狐笛のかなた 上橋菜穂子
新潮文庫
<何度もいうようだけど新潮文庫のしおりに◎>
家族の付き添いで病院の待合で読み本を探していたら、階段で積み重なっている本の中からこの本を見つけた。あまり、面白くなさそうだなと敬遠していたが、他に見当たらないので、この本を読むことにした。何回も書くが熱くて死にそうだ!
<以外と面白い中身>
児童文学に分類されているようだが、大人が読んでもなかなか面白い。ある島の2つの氏族、有路ノ一族と湯来一族との若桜野という領地をめぐる争いである。もともと島の領主の直轄地であったものが、戦いの褒賞として有路ノ一族に与えられ、湯来の領土にも流れていた杉谷川が湯来一族に流れるのを阻止したことにより、湯来一族の有路ノ一族への恨みは頂点に達した。
<兄弟の相克>
長男というだけで有路ノ一族の頂点に立つ兄。次男というだけで弱小の湯来一族の婿に追いやられる次男。盛ただ。しかし、湯来一族には強力な呪者、久那がいた。
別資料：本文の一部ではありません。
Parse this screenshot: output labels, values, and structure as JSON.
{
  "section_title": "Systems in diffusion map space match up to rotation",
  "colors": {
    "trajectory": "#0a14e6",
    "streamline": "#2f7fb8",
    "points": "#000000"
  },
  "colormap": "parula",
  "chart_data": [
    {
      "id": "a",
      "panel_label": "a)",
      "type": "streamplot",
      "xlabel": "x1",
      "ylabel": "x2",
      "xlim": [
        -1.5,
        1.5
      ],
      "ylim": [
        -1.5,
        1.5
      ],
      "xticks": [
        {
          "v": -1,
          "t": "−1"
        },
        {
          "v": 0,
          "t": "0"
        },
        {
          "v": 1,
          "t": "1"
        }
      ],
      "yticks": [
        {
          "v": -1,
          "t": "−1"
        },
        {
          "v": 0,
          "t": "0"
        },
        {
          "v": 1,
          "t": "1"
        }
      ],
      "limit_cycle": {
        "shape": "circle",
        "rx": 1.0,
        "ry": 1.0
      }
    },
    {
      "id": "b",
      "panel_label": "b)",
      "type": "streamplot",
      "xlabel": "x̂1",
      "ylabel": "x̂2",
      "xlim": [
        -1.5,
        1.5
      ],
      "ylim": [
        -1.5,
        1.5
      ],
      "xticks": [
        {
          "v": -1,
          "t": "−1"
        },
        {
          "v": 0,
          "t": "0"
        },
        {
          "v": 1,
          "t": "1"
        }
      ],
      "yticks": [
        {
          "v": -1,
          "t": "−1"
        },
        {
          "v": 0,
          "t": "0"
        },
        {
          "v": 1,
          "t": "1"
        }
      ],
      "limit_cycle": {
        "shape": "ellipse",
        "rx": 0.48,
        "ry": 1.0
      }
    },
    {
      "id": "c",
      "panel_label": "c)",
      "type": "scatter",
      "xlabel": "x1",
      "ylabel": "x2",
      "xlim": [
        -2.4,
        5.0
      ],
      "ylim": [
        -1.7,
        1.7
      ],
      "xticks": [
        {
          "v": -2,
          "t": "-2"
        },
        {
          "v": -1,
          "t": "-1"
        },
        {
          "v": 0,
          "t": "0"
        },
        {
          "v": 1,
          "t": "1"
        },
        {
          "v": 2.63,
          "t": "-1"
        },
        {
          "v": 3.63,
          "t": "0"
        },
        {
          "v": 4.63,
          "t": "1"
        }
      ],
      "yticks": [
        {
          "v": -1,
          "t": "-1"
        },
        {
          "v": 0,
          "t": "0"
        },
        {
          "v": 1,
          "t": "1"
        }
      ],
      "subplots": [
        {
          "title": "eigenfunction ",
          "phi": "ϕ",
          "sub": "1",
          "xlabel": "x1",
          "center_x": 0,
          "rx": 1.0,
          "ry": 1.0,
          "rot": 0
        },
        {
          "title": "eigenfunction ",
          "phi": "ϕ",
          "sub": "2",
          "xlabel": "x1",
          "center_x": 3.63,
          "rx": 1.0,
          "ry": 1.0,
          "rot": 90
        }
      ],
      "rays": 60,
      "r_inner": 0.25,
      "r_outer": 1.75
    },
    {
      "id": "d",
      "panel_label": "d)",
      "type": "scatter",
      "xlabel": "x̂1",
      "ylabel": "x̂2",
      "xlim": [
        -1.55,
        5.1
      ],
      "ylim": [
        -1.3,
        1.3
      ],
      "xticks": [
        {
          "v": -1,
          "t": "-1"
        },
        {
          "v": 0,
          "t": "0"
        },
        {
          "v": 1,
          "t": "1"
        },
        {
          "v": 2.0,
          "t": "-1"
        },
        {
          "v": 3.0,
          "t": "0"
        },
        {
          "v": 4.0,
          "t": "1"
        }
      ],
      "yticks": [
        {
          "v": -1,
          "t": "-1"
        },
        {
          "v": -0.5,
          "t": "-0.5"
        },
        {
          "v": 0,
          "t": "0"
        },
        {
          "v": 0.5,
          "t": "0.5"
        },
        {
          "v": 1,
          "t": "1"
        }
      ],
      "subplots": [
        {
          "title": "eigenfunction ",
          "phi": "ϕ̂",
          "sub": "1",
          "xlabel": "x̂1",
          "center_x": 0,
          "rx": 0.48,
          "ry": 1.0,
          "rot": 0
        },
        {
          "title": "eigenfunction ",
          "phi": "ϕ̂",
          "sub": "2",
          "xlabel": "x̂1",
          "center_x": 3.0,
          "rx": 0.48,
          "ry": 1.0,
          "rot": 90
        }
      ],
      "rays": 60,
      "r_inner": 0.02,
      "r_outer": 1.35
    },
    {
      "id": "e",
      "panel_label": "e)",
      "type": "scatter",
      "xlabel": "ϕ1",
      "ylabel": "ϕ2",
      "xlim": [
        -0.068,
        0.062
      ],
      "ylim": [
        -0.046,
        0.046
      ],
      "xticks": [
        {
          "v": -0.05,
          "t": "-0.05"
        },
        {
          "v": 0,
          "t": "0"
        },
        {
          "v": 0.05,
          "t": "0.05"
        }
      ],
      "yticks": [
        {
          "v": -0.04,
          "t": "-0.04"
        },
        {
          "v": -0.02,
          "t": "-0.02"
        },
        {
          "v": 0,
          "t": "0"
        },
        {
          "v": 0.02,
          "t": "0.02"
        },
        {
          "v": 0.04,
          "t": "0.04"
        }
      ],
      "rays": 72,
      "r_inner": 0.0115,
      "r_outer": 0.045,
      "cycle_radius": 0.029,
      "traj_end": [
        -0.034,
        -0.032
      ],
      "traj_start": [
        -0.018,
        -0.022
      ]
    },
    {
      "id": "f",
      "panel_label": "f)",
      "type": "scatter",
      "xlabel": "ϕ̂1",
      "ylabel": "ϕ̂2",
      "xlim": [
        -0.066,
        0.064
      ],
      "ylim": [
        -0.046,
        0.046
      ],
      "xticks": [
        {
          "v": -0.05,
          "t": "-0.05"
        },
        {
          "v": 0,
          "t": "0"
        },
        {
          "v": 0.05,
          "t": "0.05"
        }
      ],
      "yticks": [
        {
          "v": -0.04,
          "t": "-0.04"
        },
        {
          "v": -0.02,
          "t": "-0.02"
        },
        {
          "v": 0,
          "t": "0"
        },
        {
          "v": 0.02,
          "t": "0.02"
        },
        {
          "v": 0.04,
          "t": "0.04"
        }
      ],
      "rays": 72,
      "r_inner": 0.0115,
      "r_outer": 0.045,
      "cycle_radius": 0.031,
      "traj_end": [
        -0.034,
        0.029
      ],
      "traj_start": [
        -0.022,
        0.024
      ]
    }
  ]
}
この呪者が使い魔を放ち、有路ノ一族を窮地に陥れる。
<小夜と野火の話>
一族の相克だけだと、どろどろした話だけで終わるのだが、それはあくまで伏線である。幼い頃に助けた使い魔の霊狐、野火と呪者、花乃の娘、小夜とが霊界で結ばれる話でもある。小夜は自分の人間の命を捨てて、野火を救う。しかし、小夜はそれによってもう人間としては生きることができなくなる。
<さて、猫と人間も結ばれるか?>
猫と人間も親密な関係を築いているが、猫と人間も霊界で結ばれることがあるだとうか?残念ながら、猫は使い魔として登場しない。もう、化け猫として霊界の帝王として君臨しているせいかな?